The place had originally been designed to store nuclear waste, with the plan that it would accept the growing stockpiles of spent radioactive fuel from all across the nation. But the environmentalists had attacked and overwhelmed the process almost from day one. Years of litigation, impact studies, and changing political winds had left Yucca Mountain empty. As a result the vast majority of the country’s radioactive materials remained right where they were: at 107 different reactor sites, most of which were only lightly guarded and just miles from the nation’s largest population centers. Apparently, to those who fought against the project, that was a safer alternative.
Such efforts had left Yucca Mountain sitting empty and thus usable for the NRI. And so Moore’s team had removed the Brazil stone from its vault beneath the Virginia Industrial Complex and loaded it onto a military C-17. After a four-hour flight they touched down in Nevada and then continued overland toward Yucca Mountain.
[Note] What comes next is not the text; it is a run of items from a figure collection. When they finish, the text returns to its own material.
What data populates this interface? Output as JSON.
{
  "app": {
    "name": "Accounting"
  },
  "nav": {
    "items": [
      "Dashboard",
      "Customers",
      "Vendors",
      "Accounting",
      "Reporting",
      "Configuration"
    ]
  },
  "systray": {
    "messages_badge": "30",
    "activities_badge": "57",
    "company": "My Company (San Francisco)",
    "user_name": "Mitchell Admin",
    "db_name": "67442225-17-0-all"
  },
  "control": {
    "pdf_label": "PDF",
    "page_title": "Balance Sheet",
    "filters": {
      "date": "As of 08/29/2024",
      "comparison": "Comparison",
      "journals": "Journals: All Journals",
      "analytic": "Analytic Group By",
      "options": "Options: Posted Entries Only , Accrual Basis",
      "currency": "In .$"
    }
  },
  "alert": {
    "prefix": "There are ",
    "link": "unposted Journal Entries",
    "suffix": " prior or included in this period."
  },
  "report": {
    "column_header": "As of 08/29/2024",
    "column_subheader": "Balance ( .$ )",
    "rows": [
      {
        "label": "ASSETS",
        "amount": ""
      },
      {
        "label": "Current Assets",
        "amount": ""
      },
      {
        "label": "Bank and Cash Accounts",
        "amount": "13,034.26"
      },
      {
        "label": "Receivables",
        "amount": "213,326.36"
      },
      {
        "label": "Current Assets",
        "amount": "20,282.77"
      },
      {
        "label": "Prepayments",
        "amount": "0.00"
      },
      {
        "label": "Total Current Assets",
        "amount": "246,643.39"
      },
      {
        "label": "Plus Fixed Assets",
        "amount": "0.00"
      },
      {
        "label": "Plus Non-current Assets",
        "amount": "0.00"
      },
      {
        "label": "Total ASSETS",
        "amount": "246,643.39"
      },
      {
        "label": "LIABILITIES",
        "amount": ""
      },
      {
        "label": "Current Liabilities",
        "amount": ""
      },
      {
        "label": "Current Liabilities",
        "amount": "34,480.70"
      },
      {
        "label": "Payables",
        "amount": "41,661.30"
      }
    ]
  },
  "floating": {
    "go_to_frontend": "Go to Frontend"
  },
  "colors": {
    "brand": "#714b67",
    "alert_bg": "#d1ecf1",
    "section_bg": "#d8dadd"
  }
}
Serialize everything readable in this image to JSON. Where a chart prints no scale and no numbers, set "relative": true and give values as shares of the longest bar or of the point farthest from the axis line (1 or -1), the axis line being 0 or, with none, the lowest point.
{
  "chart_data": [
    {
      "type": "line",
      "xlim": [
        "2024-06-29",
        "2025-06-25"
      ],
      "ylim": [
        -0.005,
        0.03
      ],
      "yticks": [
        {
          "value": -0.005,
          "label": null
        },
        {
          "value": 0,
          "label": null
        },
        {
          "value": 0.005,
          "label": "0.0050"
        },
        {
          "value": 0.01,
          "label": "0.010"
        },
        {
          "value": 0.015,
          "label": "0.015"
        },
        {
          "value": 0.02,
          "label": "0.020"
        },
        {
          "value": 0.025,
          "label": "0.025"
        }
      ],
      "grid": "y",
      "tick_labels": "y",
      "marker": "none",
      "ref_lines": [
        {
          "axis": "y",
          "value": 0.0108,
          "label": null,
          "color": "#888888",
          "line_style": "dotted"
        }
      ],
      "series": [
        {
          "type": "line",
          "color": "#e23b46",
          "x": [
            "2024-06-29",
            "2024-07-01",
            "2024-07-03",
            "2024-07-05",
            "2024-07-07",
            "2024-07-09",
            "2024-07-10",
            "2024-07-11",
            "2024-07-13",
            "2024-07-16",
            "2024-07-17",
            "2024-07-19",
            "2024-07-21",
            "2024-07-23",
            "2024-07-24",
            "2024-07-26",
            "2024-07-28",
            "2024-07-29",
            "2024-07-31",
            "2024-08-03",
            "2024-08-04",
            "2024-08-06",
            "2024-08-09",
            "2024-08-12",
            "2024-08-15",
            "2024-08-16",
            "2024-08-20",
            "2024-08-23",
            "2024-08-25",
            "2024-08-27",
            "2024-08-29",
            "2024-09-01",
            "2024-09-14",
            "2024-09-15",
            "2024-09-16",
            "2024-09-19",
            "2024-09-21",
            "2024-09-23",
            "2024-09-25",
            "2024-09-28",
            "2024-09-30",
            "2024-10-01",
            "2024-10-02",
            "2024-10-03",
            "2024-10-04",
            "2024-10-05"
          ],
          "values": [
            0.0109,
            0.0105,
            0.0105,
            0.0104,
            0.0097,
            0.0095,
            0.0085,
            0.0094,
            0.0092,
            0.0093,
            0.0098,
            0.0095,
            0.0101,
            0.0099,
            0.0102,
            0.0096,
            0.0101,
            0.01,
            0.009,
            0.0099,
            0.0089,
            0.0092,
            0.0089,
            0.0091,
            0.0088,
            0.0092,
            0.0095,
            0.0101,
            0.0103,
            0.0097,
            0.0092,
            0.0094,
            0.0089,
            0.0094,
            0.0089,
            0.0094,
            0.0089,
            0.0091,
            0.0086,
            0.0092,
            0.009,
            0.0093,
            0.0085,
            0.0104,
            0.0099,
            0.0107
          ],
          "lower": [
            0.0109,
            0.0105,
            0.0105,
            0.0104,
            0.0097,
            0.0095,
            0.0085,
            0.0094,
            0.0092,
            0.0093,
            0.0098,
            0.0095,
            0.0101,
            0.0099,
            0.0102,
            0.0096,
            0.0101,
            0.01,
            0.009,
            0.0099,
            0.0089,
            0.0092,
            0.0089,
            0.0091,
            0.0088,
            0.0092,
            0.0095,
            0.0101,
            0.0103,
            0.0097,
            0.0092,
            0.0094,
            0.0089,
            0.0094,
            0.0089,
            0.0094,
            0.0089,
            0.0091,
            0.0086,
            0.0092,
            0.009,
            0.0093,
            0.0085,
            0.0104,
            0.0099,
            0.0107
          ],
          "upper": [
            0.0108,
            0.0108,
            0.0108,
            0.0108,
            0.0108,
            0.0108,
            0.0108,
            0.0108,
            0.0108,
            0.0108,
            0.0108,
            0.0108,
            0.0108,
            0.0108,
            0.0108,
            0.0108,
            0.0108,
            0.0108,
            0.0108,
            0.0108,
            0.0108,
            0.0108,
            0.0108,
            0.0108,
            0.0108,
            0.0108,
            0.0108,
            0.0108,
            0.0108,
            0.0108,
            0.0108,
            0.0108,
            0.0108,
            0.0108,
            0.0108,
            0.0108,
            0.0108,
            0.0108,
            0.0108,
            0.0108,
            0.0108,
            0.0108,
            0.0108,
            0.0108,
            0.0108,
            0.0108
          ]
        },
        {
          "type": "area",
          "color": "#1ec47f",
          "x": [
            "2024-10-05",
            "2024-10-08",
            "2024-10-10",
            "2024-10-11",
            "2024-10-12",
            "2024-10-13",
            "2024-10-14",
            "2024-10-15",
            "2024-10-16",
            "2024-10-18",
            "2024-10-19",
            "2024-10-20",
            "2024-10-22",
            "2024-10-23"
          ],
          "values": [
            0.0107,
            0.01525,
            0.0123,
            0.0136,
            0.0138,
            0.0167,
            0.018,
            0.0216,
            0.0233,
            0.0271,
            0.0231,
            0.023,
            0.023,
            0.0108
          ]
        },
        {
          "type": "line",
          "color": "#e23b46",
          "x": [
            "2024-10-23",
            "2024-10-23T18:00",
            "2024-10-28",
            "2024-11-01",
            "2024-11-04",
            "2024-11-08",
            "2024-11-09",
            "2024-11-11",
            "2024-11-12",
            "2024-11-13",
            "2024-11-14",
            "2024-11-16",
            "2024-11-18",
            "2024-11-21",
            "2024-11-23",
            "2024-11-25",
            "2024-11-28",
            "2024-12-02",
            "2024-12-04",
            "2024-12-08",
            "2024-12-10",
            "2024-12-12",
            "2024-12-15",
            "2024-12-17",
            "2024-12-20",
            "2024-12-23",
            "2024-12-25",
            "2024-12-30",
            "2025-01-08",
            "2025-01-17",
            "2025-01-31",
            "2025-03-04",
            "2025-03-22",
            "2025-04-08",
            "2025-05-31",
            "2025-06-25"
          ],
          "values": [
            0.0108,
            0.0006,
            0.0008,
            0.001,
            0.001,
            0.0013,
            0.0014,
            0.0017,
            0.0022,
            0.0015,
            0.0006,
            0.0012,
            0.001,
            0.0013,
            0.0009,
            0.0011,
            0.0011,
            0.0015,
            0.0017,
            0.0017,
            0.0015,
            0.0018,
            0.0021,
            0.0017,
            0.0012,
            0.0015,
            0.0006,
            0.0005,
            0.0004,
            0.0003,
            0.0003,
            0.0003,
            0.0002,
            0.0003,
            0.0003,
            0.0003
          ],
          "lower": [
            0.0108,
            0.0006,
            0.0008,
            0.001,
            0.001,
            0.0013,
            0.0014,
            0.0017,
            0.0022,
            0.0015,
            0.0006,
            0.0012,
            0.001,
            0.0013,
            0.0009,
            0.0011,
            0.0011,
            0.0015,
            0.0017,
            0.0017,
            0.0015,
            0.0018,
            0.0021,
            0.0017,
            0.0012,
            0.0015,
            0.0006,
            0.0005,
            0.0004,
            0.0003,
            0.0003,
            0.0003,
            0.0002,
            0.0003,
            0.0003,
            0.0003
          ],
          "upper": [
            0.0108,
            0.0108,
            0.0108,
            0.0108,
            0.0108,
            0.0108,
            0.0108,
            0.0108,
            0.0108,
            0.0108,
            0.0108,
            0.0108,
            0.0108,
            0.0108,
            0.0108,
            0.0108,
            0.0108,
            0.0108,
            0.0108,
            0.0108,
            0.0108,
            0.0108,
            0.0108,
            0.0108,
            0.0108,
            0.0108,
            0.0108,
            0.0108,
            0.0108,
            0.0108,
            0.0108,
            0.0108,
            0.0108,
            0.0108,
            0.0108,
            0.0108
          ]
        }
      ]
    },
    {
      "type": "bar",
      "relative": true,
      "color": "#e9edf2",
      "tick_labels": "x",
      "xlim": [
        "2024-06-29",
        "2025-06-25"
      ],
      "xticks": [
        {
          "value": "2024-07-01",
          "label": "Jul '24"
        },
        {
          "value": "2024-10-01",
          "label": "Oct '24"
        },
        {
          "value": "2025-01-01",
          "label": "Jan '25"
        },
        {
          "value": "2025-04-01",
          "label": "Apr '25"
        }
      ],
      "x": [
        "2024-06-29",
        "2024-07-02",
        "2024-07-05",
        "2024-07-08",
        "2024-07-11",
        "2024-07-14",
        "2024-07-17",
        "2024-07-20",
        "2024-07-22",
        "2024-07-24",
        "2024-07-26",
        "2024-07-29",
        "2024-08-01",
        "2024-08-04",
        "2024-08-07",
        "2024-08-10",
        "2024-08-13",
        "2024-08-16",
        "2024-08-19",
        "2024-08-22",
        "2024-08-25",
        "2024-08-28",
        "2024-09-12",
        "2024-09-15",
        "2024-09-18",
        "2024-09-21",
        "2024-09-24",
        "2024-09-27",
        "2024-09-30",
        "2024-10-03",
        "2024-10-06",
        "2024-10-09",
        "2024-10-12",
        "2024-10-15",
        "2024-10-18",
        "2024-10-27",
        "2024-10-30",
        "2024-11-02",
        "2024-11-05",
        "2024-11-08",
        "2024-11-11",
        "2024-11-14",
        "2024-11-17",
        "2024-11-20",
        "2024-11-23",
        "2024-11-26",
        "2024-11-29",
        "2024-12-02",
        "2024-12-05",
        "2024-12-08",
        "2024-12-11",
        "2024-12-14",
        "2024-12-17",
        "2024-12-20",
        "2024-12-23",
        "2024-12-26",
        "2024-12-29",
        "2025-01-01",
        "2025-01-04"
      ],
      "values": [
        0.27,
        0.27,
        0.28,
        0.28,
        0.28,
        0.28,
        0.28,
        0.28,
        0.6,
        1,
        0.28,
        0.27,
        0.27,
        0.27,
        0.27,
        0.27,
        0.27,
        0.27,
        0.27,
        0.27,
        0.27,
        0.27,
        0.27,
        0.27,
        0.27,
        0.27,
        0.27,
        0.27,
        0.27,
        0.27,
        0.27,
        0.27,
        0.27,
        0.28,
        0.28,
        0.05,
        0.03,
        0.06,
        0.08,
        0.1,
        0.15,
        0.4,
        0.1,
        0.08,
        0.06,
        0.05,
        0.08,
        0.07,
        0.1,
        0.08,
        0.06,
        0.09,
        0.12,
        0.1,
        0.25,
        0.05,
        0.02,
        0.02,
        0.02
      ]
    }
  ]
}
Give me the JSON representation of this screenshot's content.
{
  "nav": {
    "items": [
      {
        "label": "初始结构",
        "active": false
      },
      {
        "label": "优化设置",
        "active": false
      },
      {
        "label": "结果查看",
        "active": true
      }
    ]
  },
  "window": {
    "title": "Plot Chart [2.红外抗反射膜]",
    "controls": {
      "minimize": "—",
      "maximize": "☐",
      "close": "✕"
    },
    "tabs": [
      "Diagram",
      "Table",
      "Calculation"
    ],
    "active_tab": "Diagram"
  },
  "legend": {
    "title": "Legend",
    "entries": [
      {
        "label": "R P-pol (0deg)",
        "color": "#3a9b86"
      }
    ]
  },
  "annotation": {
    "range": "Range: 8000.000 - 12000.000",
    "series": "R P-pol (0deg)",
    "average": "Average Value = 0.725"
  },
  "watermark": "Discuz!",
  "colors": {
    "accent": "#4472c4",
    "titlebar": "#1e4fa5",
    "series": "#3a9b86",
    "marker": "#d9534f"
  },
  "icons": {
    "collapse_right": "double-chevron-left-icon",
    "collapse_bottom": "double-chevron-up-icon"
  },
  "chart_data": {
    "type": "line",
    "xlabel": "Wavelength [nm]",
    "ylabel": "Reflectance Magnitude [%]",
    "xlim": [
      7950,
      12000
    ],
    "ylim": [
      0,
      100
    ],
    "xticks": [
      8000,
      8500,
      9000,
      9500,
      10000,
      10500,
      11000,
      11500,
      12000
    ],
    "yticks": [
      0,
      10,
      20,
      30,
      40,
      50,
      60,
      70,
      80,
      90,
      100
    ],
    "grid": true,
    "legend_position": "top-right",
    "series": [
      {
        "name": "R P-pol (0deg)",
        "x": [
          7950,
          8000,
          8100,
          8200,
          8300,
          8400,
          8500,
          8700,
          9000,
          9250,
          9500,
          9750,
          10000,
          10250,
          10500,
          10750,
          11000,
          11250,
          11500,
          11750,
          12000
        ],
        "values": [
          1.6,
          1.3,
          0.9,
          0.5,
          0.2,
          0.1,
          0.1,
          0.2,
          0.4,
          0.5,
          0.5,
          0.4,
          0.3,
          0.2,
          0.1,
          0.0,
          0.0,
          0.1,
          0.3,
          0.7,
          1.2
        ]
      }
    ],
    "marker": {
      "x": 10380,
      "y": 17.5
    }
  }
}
The journey had been planned with meticulous precision, designed to bring the stone out of hiding during the lowest phase of its power surge, when it was all but dormant, and get it back into hiding before the wave began to grow once again. So far, the transit had gone off without a hitch. As things looked, they would be deep in the mountain bunker at least seven hours before the next burst.
Riding in the cab of the semitruck, Arnold Moore listened as one of the Black Hawks thundered overhead, moving forward to take point in the formation. He found himself amused at the overkill of their protection force.
The convoy was firmly in the heart of military controlled property, traveling an unnamed road that cut through the center of the Nellis Bombing Range. To attack them, someone would have to cross a hundred miles of open desert and then breach the most heavily guarded military base in the continental United States. Missile-armed helicopters and F-22 Raptors patrolled the skies. Cameras and infrared sensors monitored every square inch of the perimeter and, even before Moore and his cargo had arrived, the military guards had standing authority to shoot any intruders on sight. The reason was simple: This section of desert was also home to Groom Lake, a top-secret test flight center where the Stealth bomber and other exotic aircraft had been developed. And if that wasn’t enough, the land surrounding them was the infamous Area 51.